Why does it matter? As Wills points out, adult sex with either a child or an adolescent can have terrible consequences for the victim. But sex with an adolescent is merely a crime. Pedophilia is a disorder, and can be grounds for lifetime civil commitment under the nation’s “Sexually Violent Predator” laws.

The Supreme Court upheld “predator” laws in Kansas v. Hendricks, provided that they “adequately distinguish” disordered individuals such as Mr. Hendricks “from other dangerous persons who are perhaps more properly dealt with exclusively through criminal proceedings.” Prisons are full of people who gave in to temptation, whether to commit murder or insider trading. They are merely criminals. So is the priest or alleged predator who gives in to the temptation of sex with a fourteen-year-old like Lorna Sage.

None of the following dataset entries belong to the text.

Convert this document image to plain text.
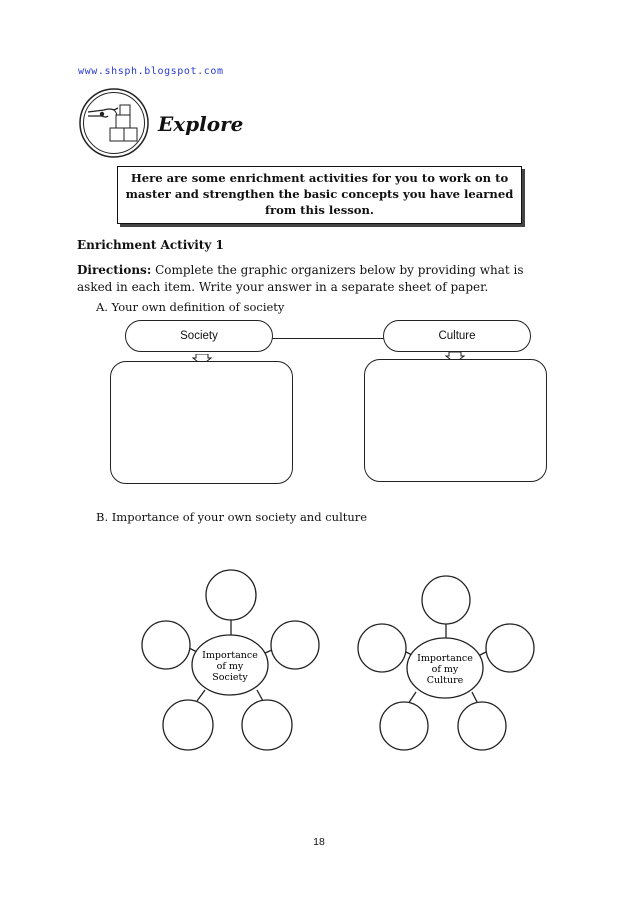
www.shsph.blogspot.com
Explore
Here are some enrichment activities for you to work on to master and strengthen the basic concepts you have learned from this lesson.
Enrichment Activity 1
Directions: Complete the graphic organizers below by providing what is asked in each item. Write your answer in a separate sheet of paper.
A. Your own definition of society
Society	Culture
B. Importance of your own society and culture
Importance
of my
Society
Importance
of my
Culture
18
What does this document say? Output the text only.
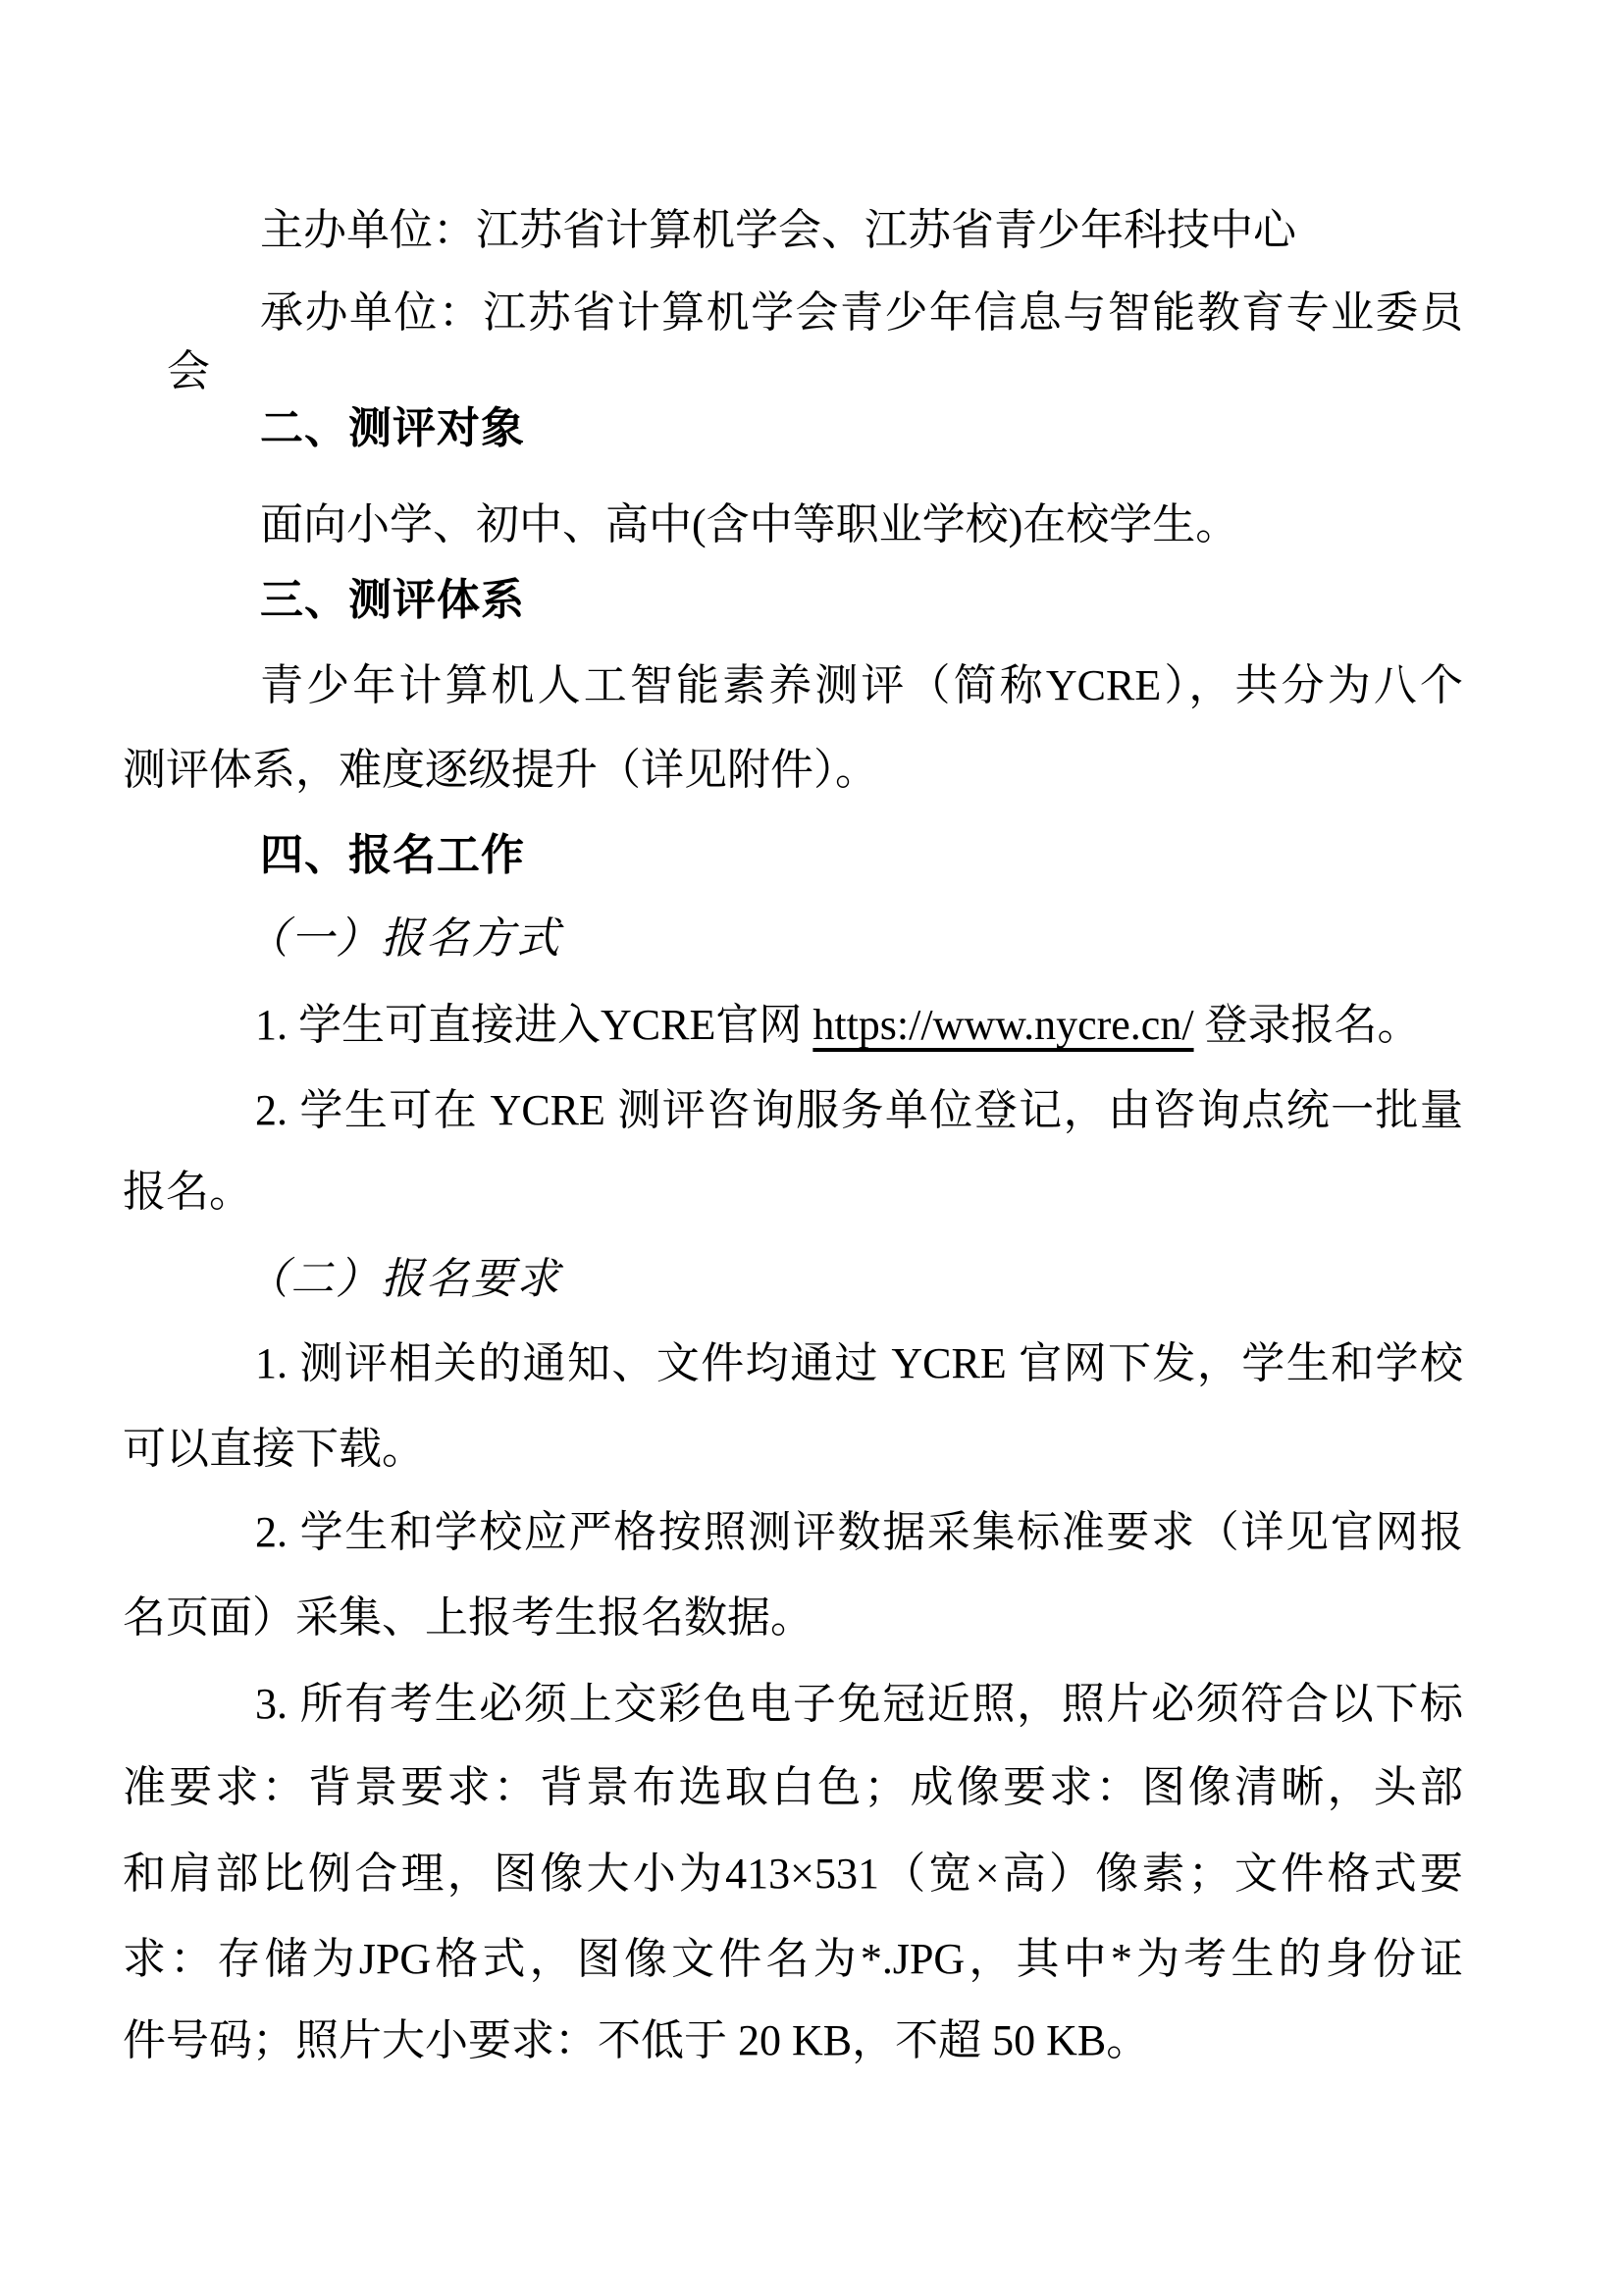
主办单位：江苏省计算机学会、江苏省青少年科技中心
承办单位：江苏省计算机学会青少年信息与智能教育专业委员
会
二、测评对象
面向小学、初中、高中(含中等职业学校)在校学生。
三、测评体系
青少年计算机人工智能素养测评（简称YCRE），共分为八个
测评体系，难度逐级提升（详见附件）。
四、报名工作
（一）报名方式
1. 学生可直接进入YCRE官网 https://www.nycre.cn/ 登录报名。
2. 学生可在 YCRE 测评咨询服务单位登记，由咨询点统一批量
报名。
（二）报名要求
1. 测评相关的通知、文件均通过 YCRE 官网下发，学生和学校
可以直接下载。
2. 学生和学校应严格按照测评数据采集标准要求（详见官网报
名页面）采集、上报考生报名数据。
3. 所有考生必须上交彩色电子免冠近照，照片必须符合以下标
准要求：背景要求：背景布选取白色；成像要求：图像清晰，头部
和肩部比例合理，图像大小为413×531（宽×高）像素；文件格式要
求：存储为JPG格式，图像文件名为*.JPG，其中*为考生的身份证
件号码；照片大小要求：不低于 20 KB，不超 50 KB。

People sexually abuse children for many reasons: accessibility, vulnerability, fear of adult relationships, even “dangerous beauty.” Hendricks, on the other hand, is a true pedophile, sexually attracted to children as young as seven (and, unlike some pedophiles, is unable to control his urges). If we are to maintain any distinction between mental disorder and mere criminality, then therapists, courts, and commentators must reserve the word “pedophile” for people like Hendricks, and avoid using it to describe everyone who has sex with someone under legal age.

Wills is right, then, to suggest that “ephebophilia” (or its synonym, “hebephilia)” is not a very useful term—but for the wrong reason. It is not, as he maintains, that ephebophiles should be lumped with pedophiles. The problem is that they’re too hard to tell from everybody else.

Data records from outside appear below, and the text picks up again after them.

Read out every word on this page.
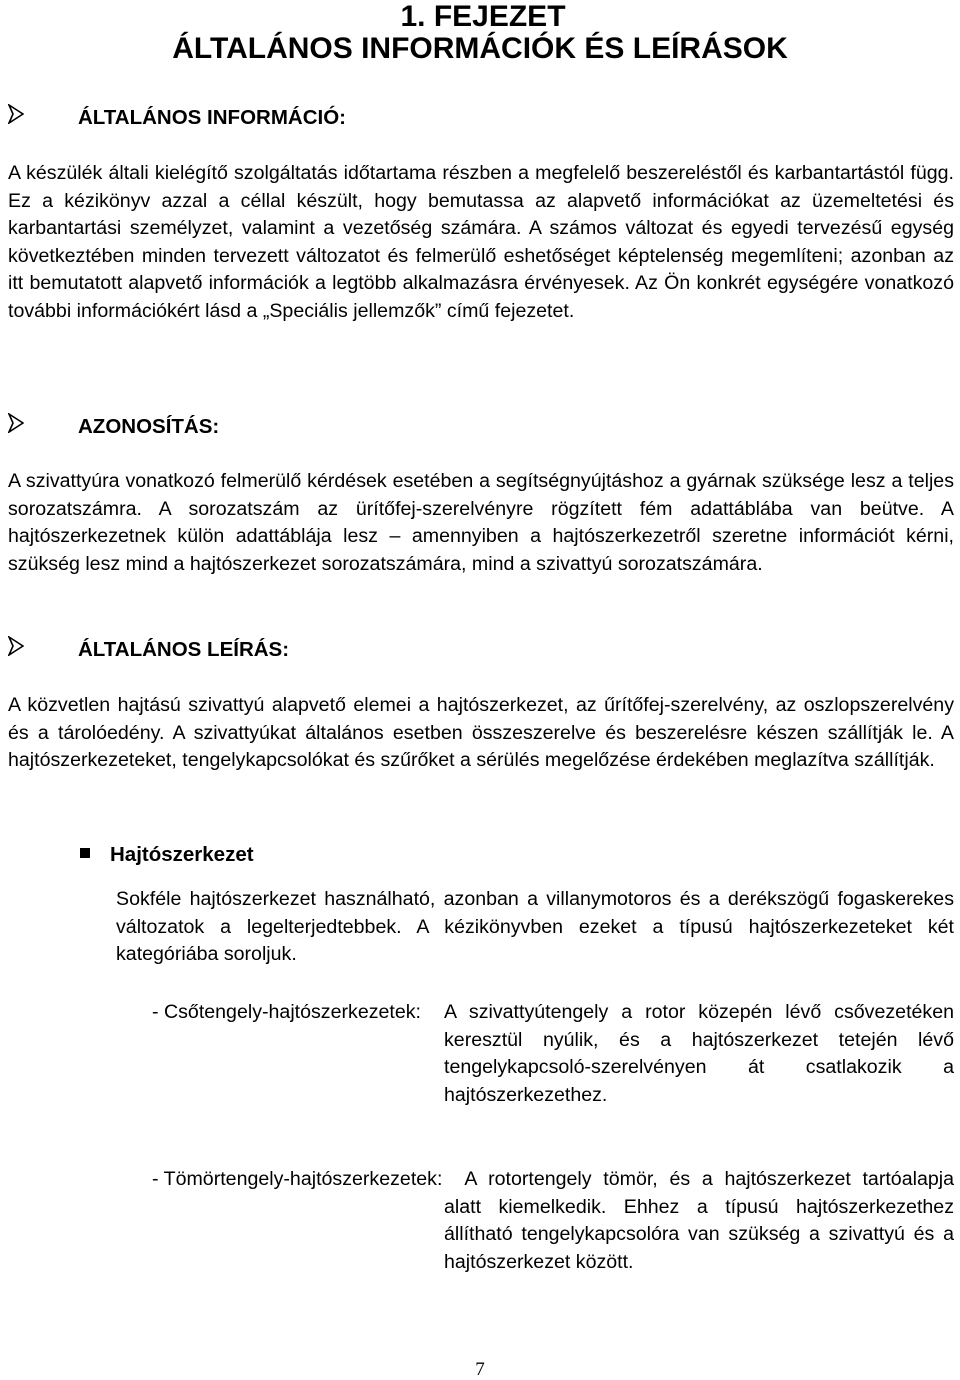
1. FEJEZET
ÁLTALÁNOS INFORMÁCIÓK ÉS LEÍRÁSOK
ÁLTALÁNOS INFORMÁCIÓ:
A készülék általi kielégítő szolgáltatás időtartama részben a megfelelő beszereléstől és karbantartástól függ. Ez a kézikönyv azzal a céllal készült, hogy bemutassa az alapvető információkat az üzemeltetési és karbantartási személyzet, valamint a vezetőség számára. A számos változat és egyedi tervezésű egység következtében minden tervezett változatot és felmerülő eshetőséget képtelenség megemlíteni; azonban az itt bemutatott alapvető információk a legtöbb alkalmazásra érvényesek. Az Ön konkrét egységére vonatkozó további információkért lásd a „Speciális jellemzők” című fejezetet.
AZONOSÍTÁS:
A szivattyúra vonatkozó felmerülő kérdések esetében a segítségnyújtáshoz a gyárnak szüksége lesz a teljes sorozatszámra. A sorozatszám az ürítőfej-szerelvényre rögzített fém adattáblába van beütve. A hajtószerkezetnek külön adattáblája lesz – amennyiben a hajtószerkezetről szeretne információt kérni, szükség lesz mind a hajtószerkezet sorozatszámára, mind a szivattyú sorozatszámára.
ÁLTALÁNOS LEÍRÁS:
A közvetlen hajtású szivattyú alapvető elemei a hajtószerkezet, az űrítőfej-szerelvény, az oszlopszerelvény és a tárolóedény. A szivattyúkat általános esetben összeszerelve és beszerelésre készen szállítják le. A hajtószerkezeteket, tengelykapcsolókat és szűrőket a sérülés megelőzése érdekében meglazítva szállítják.
Hajtószerkezet
Sokféle hajtószerkezet használható, azonban a villanymotoros és a derékszögű fogaskerekes változatok a legelterjedtebbek. A kézikönyvben ezeket a típusú hajtószerkezeteket két kategóriába soroljuk.
- Csőtengely-hajtószerkezetek: A szivattyútengely a rotor közepén lévő csővezetéken keresztül nyúlik, és a hajtószerkezet tetején lévő tengelykapcsoló-szerelvényen át csatlakozik a hajtószerkezethez.
- Tömörtengely-hajtószerkezetek:	A rotortengely tömör, és a hajtószerkezet tartóalapja alatt kiemelkedik. Ehhez a típusú hajtószerkezethez állítható tengelykapcsolóra van szükség a szivattyú és a hajtószerkezet között.
7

But Wills’s misuse of etymology pales next to his misuse of statistics. “The most recent thorough review of findings on pedophile cases in general suggests that about 5 percent of accusations have proved false,” he claims. He has things backwards. In this country, we try not to condemn people unless accusations are proved true. In the 1980s, victim advocates promoted the theory that alleged sex-abuse victims must always be believed. The theory was a corrective to the Freudian idea that most incest allegations were a product of female hysteria. It may have been necessary for treatment purposes, but it corrupted basic constitutional principles. Most advocates eventually abandoned it, but not before dozens of lives were ruined in sex-abuse witch hunts in places such as Jordan, Minnesota, and Wenatchee, Washington.